Lire l’intégralité du rapport sur :
http://www.un.org/french/documents/view_doc.asp?symbol=S/2013/99
· Cameroun, l’impact sécuritaire de la crise centrafricaine
Depuis l’insurrection armée qui a entraîné, en mars 2013, l’éviction de François Bozizé du pouvoir en Centrafrique, les régions du nord-est du Cameroun, frontalières de la République centrafricaine, ont enregistré un regain d’insécurité. Plusieurs sources confirment en effet la circulation accrue d’armes légères et d’armes de guerre en provenance de Centrafrique. Cette recrudescence d’armes est notamment liée à la présence d’anciens éléments des Forces armées centrafricaines (FACA) restés fidèles à l’ex-président Bozizé et qui ont trouvé refuge au Cameroun, avec armes et bagages. Dans la nuit du 12 au 13 avril 2013, l’armée camerounaise a mené une vaste opération de ratissage dans la localité de Garoua Boulaye, située à la frontière entre le Cameroun et la Centrafrique, afin de désarmer la centaine de soldats centrafricains qui y avaient trouvé refuge. Outre la récupération d’armes infiltrées, cette opération visait également à débusquer les éléments du Front démocratique du peuple centrafricain (FDPC) d’Abdoulaye Miskine, une faction dissidente de la rébellion centrafricaine qui se sert de la zone frontalière camerounaise comme base arrière. Le 24 mars 2013, des éléments de la Séléka, coalition de rebelles qui ont pris le pouvoir à Bangui, avaient effectué une incursion en territoire camerounais, s’attaquant notamment au commissariat de la ville de Kenzou, (située également au Nord-Est et frontalière avec la République centrafricaine), où ils pensaient trouver leurs frères d’armes détenus. Les autorités camerounaises doivent par ailleurs gérer la présence de quelque milliers de réfugiés, qui ont fui les combats en Centrafrique, et nécessitent une assistance.
Le regain d’insécurité au Nord-Est est aussi le fait de délinquants ordinaires, profitant de ce contexte de prolifération d‘armes pour multiplier les agressions. Dans la ville de Bertoua, chef-lieu de la province de l’Est, une kalachnikov peut se négocier au prix de 30 000 francs CFA (45 euros). Les numéros de série des armes vendues au marché noir ont généralement été effacés, rendant difficile leur traçabilité, bien que les soupçons portent sur la Centrafrique voisine. Selon les témoignages de la population locale, certains promoteurs du commerce illicite de l'ivoire fournissent par ailleurs des armes de guerre aux groupes organisés de braconniers pour la chasse aux éléphants. Ces promoteurs seraient connus de tous et ne sont pas inquiétés par les autorités locales. De même, la population pointe les défaillances du système sécuritaire, illustrées par la prolifération et la circulation d’armes, malgré les contrôles routiers de gendarmerie et de police sur l'axe routier Bertoua-Kentzou, menant à la frontière centrafricaine.

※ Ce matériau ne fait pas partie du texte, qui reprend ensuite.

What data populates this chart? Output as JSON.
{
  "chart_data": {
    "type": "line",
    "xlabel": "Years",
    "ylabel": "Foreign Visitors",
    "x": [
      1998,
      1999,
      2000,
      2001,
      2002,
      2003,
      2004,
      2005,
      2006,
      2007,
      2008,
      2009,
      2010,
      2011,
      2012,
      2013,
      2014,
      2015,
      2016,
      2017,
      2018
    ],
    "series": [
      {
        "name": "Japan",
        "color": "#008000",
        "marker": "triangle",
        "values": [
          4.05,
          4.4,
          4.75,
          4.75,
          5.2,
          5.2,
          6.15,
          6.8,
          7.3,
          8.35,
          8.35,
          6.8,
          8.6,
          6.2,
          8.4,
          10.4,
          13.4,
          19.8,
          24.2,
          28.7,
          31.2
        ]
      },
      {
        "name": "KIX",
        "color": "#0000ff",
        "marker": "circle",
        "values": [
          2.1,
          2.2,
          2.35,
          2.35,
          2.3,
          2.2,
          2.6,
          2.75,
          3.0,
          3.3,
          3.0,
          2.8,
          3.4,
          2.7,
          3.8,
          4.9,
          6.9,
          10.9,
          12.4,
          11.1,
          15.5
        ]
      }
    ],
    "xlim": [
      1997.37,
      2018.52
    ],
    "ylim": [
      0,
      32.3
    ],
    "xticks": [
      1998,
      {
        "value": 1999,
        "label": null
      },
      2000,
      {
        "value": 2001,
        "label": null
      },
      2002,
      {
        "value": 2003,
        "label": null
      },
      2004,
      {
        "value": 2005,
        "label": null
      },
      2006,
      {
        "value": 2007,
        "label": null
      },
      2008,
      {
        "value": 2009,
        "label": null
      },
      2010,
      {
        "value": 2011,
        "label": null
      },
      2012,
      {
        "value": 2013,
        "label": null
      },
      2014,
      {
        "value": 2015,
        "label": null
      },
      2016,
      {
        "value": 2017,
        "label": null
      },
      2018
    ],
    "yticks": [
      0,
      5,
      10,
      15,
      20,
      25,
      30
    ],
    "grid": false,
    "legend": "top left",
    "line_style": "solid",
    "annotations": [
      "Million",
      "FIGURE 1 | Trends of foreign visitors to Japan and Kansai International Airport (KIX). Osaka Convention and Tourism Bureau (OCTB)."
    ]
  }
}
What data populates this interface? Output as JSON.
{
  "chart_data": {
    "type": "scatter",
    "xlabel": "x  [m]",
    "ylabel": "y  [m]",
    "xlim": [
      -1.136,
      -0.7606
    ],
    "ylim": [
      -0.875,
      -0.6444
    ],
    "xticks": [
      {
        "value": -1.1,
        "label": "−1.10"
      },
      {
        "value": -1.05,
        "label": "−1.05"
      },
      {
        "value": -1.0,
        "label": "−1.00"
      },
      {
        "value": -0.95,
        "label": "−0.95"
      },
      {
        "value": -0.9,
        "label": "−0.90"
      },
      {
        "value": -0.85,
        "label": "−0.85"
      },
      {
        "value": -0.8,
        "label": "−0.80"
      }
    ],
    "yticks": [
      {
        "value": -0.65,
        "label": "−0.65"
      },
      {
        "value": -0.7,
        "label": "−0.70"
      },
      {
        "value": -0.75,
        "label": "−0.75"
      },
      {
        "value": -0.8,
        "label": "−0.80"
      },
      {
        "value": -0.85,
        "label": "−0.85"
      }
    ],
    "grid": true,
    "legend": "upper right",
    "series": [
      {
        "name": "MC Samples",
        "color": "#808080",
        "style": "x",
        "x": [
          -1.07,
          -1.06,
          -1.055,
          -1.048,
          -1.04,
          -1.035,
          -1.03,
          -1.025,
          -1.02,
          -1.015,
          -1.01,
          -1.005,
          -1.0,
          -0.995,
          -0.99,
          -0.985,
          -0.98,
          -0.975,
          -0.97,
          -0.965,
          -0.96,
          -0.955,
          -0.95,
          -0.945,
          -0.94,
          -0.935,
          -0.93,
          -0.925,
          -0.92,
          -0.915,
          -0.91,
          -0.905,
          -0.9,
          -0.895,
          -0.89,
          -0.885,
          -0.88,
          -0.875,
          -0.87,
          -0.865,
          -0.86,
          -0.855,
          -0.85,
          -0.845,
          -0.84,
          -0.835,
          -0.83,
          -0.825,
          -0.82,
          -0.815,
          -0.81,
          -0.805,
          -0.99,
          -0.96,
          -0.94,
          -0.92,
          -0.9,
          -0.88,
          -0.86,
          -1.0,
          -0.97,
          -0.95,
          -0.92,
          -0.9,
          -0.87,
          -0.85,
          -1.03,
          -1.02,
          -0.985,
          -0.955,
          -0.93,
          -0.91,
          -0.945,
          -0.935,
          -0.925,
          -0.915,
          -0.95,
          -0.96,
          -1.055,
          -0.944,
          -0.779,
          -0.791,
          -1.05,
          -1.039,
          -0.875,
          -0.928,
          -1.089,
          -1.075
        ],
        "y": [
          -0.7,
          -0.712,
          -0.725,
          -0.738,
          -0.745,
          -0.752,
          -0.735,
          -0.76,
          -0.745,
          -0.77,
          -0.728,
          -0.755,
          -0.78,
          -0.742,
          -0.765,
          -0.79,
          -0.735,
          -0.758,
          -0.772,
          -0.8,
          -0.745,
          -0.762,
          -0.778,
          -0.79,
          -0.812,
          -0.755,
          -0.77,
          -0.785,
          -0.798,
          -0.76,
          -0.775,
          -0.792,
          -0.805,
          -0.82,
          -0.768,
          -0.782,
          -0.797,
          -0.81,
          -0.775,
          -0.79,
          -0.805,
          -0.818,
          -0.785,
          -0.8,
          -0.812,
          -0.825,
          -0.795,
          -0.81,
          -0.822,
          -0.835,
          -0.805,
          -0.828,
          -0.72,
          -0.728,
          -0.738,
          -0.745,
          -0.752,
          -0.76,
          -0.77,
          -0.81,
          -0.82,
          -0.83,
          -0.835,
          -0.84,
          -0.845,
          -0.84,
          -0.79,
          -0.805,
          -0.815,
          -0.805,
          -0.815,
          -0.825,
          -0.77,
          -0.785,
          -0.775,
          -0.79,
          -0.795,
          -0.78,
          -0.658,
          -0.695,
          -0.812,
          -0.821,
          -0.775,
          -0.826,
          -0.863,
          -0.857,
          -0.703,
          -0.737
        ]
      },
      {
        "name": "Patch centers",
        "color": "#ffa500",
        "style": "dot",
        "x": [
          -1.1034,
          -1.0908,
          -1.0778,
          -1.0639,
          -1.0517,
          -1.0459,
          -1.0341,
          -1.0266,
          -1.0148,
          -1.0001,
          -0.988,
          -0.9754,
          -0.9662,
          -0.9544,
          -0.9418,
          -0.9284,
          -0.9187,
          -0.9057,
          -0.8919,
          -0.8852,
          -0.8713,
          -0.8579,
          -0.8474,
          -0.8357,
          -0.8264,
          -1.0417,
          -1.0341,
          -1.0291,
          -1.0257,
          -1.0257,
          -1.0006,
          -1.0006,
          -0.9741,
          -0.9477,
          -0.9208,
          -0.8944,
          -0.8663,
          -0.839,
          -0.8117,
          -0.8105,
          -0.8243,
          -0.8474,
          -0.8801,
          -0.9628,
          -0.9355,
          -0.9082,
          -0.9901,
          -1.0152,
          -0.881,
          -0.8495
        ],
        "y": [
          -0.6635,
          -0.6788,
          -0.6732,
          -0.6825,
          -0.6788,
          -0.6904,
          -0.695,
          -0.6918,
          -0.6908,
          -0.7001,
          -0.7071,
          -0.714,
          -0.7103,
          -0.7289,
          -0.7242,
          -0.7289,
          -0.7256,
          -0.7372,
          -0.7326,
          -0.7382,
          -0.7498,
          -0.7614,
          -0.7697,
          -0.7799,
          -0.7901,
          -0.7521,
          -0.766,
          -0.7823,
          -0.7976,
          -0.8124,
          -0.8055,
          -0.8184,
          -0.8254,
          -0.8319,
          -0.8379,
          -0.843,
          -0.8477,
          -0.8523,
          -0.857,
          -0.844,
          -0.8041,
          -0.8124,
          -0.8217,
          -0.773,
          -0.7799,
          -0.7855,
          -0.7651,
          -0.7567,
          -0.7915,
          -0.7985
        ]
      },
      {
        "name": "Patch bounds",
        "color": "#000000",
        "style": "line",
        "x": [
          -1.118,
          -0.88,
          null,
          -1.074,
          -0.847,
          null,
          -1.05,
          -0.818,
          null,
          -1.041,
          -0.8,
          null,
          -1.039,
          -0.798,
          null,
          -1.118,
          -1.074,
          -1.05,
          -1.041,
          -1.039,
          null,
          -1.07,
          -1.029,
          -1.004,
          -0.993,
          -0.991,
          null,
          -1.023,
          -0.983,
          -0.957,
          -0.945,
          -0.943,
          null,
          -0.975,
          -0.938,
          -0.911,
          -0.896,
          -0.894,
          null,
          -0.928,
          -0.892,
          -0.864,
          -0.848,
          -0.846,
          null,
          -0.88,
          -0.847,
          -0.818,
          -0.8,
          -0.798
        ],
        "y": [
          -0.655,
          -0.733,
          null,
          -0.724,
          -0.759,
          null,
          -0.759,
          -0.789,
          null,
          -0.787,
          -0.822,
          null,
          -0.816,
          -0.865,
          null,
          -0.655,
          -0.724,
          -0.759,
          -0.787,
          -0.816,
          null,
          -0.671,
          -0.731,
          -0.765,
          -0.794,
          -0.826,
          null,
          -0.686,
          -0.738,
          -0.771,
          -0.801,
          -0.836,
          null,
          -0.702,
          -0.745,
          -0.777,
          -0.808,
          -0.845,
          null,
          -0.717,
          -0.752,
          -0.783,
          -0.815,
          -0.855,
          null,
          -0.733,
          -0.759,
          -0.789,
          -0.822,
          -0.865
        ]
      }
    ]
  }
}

Sources : APA News, Journal d’Afrique, Mboa 24, RFI.
· Côte d’Ivoire : les violations de l’embargo sur les armes passées à la loupe
Le Conseil de sécurité des Nations unies a reconduit, le 25 avril 2013 et pour une période d’une année, à la fois son régime de sanctions à l'égard de la Côte d'Ivoire, concernant notamment les transferts d’armes, et le mandat du Groupe d'experts créé en 2004 pour surveiller et évaluer l’application de ces sanctions. En effet, depuis 2004, la Côte d’Ivoire est sous embargo international sur les armes. Après la victoire des forces fidèles à Alassane Ouattara sur celles de Laurent Gbagbo, l’embargo a cependant été allégé, ne concernant plus les véhicules civils destinés à l’armée, les armements destinés à « appuyer le processus de réforme du secteur de sécurité » et le « matériel de police non létal », moyennant notification préalable au Comité des sanctions de l’ONU.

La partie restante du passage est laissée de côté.